Puis, lentement, Olvaar redescendit et lorsqu'il se posa à terre, Nylathria se laissa tomber dans la neige, savourant le contact avec la terre ferme. Elle vit la tête inquiète de Durlan au-dessus d'elle, cherchant à voir si elle allait bien. Il jetait régulièrement des coups d'œil vers le dragon afin de s'assurer que celui-ci n'allait pas le croquer ou quelque chose comme ça, mais l'animal semblait sourire.
–Tu vas bien Nyla ? S'inquiéta le jeune homme.
La princesse croisa son regard et se mit à rire.
–Je crois qu'il va falloir que je me change, plaisanta-t-elle.
Le visage de Durlan se détendit et il se mit à rire avec elle, oubliant un instant le dragon à côté d'eux qui poussa gentiment la jeune femme avec son museau.
–Tu sais que je vais te détester pendant au moins un siècle pour m'avoir fait une telle chose Olvaar ? Lança-t-elle.
–Cela en valait largement la peine.
Durlan l'aida à se relever et elle enleva toute la neige sur ses vêtements et dans ses cheveux alors qu'un peu plus loin, Castien repartait accompagné de sa mère et de toute sa cour, visiblement bien remonté. Le jeune homme s'éloigna un peu pour la laisser avec Olvaar, tout en gardant un œil sur eux.
–Je l'aime bien ce garçon, fit l'animal, mais s'il te fait quoi que ce soit j'en ferai mon repas.
–S'il me fait quoi que ce soit, rétorqua-t-elle, c'est moi qui m'en chargerais.
Ils se mirent à rire tous les deux puis la jeune femme se tourna vers lui pour lui faire face. Elle posa ensuite sa main sur la mâchoire du dragon et posa son front sur son museau. Elle avait l'habitude de le faire lorsqu'ils étaient plus jeunes.
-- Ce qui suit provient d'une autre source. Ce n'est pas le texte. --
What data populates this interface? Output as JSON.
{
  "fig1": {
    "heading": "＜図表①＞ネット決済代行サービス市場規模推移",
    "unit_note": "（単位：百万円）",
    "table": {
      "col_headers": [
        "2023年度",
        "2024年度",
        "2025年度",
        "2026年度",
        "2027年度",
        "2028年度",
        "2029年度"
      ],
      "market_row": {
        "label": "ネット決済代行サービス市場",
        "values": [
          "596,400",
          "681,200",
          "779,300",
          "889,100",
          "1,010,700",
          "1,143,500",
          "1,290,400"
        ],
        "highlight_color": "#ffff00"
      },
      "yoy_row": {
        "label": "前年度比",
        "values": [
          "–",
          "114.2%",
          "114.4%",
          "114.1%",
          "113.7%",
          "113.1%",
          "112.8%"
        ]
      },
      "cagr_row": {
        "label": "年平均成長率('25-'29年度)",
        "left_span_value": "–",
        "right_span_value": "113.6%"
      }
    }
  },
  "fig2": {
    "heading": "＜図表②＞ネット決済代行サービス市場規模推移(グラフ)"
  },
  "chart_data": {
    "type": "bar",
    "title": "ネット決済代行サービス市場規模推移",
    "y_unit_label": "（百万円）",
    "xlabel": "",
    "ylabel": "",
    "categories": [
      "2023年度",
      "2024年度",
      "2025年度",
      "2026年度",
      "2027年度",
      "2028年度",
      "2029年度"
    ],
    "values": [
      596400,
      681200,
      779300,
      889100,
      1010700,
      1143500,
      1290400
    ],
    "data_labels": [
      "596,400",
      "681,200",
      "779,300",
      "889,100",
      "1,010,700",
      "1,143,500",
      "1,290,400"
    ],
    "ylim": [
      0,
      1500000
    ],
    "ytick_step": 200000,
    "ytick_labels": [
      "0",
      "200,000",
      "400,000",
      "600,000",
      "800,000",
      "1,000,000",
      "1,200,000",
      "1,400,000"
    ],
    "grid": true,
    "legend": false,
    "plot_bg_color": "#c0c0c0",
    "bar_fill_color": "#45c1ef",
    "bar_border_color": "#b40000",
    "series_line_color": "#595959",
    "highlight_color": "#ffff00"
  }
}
–Merci de ne pas m'en vouloir malgré les horribles choses que j'ai pu te dire, souffla-t-elle, j'ai été odieuse et toi tu n'as jamais cessé de m'aimer, je le ressentais.
–Tu étais guidée par la colère et la douleur, je ne pourrais jamais t'en vouloir d'avoir subit le destin.
Elle le serra un peu plus fort contre elle. Le lien qui les unissait était plus fort que jamais et à présent qu'ils étaient de nouveau réunis, il ne cesserait de s'accroître jusqu'à ce que leurs cœurs ne fassent plus qu'un. Être Nylathria n'avait finalement pas que des désavantages.
–Nyla ?
–Oui ?
–Tu crois qu'ils accepteront de me donner un bœuf, je n'ai pas envie de chasser.
Le rire de la jeune femme résonna dans la clairière. Elle était au moins sûre d'une chose : deux siècles avaient beau s'être écoulés, Olvaar n'avait pas changé et elle s'en trouvait ravie. Elle venait de retrouver son plus fidèle allié.